You can either write a stored procedure to concatenate, prepare, and then execute the results of the first query, OR, if this is all run from a shell script, you can capture the results of the first query, then feed the results back into mysql.

runrig
See my query for how to do it in one statement.
OMG Ponies
And that's not dynamic SQL, only the queries necessary.
OMG Ponies
I didn't say it was dynamic SQL. Just a dynamic solution :-) Since the first query returns more than one row, you can't use mysql's prepared statements directly, but you could write a stored procedure to concatenate, prepare and then execute the output of the first query. Or you could just capture the output of the first query from a shell script, and then feed it back into mysql.
runrig
We're loosing out to an answer that only provides half of the actual answer. But yes, realistically the dynamic SQL would have to be inside a stored procedure.
OMG Ponies
+1: To keep you above Hamy's fundamentally flawed wiki answer.
OMG Ponies
A: 

I think Ben S is on the right track. I wanted to offer what I could here in case it helps anyone, who knows. Original source

Here is a method to take two arbitrary dates and split them apart into blocks of time, and then performs some aggregation function on other data in each block. In your case, that block should probably be a single day, the start date would likely be 30 days prior to the current day, and the end date would likely be the current day. Each block can be returned with some aggregate metric of interest. In your case, this will likely be the SUM('imports')

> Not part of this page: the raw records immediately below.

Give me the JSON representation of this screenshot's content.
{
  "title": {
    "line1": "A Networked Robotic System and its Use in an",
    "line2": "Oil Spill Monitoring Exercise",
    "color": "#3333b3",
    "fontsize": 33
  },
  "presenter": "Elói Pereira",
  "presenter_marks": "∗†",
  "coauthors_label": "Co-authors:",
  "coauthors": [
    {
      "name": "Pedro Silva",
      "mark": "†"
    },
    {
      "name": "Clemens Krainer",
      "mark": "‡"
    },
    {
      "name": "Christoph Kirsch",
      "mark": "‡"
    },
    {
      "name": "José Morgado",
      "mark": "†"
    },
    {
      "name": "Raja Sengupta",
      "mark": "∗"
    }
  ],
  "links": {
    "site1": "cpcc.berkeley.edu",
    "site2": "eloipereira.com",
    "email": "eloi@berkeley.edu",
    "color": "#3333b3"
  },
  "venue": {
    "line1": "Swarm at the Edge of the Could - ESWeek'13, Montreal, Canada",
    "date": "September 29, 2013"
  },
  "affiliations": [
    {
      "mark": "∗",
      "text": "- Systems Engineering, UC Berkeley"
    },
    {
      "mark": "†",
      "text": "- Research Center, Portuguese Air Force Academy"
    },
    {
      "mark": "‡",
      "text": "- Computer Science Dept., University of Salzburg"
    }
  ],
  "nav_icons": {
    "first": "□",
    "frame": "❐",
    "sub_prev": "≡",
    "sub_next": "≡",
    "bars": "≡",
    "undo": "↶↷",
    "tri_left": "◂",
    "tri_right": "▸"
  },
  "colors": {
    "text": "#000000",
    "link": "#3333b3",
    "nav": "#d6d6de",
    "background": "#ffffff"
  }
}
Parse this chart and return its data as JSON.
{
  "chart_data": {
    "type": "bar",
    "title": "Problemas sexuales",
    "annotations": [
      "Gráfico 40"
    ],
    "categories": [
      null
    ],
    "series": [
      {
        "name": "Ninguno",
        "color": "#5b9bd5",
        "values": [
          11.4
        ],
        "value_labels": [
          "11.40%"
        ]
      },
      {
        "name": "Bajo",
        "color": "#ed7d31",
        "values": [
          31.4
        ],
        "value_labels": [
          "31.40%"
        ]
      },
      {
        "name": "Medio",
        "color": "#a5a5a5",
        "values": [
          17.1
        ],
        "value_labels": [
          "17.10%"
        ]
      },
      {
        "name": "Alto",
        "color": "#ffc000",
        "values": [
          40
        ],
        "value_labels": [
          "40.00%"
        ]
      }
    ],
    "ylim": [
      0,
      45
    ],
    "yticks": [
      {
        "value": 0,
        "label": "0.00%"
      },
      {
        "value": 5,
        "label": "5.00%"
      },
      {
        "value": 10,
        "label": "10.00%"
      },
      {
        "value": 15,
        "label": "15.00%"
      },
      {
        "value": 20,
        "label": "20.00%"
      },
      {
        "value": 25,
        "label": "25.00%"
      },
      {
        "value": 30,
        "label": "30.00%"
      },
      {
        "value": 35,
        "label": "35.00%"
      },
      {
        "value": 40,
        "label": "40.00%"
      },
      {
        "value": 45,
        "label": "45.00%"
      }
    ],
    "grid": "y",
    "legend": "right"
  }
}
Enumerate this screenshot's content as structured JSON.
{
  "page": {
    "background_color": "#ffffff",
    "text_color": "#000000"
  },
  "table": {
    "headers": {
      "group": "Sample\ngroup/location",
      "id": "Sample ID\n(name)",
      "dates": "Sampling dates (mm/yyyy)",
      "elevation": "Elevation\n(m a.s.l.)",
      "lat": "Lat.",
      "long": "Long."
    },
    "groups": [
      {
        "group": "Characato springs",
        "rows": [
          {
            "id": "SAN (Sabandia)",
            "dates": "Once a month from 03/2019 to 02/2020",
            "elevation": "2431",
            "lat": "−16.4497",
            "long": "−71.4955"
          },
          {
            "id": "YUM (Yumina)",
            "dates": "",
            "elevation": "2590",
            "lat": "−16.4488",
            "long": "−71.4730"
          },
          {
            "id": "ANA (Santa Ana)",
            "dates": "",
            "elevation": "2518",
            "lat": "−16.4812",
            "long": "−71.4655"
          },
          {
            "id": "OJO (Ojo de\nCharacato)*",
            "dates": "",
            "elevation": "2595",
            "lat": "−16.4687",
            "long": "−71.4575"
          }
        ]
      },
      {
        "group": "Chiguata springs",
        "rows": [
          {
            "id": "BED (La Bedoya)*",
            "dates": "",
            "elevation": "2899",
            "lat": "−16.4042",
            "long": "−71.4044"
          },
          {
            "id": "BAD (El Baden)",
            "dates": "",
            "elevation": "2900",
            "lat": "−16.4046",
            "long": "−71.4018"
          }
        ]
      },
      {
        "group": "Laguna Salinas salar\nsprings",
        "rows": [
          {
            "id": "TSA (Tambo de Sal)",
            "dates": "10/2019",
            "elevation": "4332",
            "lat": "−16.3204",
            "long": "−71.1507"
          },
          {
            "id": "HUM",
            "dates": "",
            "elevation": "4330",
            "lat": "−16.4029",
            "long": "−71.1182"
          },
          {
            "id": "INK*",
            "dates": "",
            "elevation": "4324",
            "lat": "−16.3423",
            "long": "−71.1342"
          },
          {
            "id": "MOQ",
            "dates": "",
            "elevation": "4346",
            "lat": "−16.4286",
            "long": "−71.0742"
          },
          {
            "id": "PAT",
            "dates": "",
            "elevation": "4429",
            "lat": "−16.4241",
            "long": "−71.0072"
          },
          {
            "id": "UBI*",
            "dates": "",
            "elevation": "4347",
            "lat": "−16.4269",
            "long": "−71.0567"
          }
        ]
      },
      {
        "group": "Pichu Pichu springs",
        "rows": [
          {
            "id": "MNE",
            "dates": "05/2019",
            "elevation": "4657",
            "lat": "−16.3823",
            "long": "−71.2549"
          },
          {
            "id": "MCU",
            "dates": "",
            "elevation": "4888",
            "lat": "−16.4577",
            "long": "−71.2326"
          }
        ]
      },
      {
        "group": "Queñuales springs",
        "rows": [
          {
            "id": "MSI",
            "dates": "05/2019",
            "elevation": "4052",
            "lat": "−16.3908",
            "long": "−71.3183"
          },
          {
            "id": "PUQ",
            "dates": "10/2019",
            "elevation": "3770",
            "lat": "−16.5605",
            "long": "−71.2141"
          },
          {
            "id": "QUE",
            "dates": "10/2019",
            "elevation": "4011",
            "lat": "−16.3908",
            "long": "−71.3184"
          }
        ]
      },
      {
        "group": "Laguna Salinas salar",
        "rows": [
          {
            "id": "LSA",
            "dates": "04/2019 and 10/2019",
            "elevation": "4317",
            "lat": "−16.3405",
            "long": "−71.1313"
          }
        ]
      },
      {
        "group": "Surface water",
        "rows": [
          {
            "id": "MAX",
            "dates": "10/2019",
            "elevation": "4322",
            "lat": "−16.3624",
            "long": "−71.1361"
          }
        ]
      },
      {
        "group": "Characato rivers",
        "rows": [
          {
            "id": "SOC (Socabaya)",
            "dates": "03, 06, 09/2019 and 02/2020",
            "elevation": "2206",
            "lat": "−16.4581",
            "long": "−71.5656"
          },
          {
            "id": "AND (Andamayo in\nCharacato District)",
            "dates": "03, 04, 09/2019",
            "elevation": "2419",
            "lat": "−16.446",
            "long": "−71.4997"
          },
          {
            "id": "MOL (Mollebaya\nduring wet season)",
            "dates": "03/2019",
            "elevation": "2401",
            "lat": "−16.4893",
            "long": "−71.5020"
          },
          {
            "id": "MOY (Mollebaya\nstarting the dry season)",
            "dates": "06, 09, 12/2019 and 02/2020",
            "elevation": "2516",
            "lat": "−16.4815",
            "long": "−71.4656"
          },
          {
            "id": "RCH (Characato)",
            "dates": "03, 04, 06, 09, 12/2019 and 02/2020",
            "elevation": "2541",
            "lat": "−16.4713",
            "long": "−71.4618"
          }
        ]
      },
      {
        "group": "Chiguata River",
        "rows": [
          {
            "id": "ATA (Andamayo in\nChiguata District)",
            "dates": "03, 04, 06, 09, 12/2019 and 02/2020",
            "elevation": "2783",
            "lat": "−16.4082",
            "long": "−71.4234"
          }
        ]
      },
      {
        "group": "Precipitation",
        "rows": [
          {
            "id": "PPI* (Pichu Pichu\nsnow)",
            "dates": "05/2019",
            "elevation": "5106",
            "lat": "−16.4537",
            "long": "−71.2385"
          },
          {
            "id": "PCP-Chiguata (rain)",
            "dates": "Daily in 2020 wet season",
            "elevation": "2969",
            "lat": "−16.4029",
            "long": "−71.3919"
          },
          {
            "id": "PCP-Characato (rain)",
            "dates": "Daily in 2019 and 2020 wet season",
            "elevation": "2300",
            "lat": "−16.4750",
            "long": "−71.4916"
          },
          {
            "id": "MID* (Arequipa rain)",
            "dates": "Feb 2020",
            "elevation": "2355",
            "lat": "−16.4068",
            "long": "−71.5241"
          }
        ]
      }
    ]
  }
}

SELECT t1.table_name AS table_name, t1.imports AS imports FROM (SELECT SUM(`imports`) AS imports, CEIL( (UNIX_TIMESTAMP('<now>') - UNIX_TIMESTAMP(`import_date`))/ (<one day in ?seconds, i think?>) ) AS RANGE FROM `<your table>` WHERE `import_date` BETWEEN '<now minus 30 days>' AND '<now>' GROUP BY RANGE ORDER BY RANGE DESC) AS t1;

This might not help at all, but if it does then goody. It's easily modified to return the starting day for each range as a date column. To be clear, this does the exact same thing that Ben S's solution offers, but it will work if all of your dates are not 00:00:00 whereas that would cause his GROUP BY on the date column to fail

To see what the return would look like, see Ben S's answer and mentally remove the date column. As I said however, that column could easily be added back into this query. FWIW, I have used this method on tables with upwards of 4 million rows and it still runs in < 1 second, which was good enough for my purposes.

Hamy

Hamy
The point of answers like runrig's and mine is that you don't have to do that work outside of SQL, "mentally removing the date column".
OMG Ponies
You don't think I don't know you downvoted me? Can you get any more infantile?
OMG Ponies
The solution, as some of you mentioned, is multiple queries, and some processing in PHP.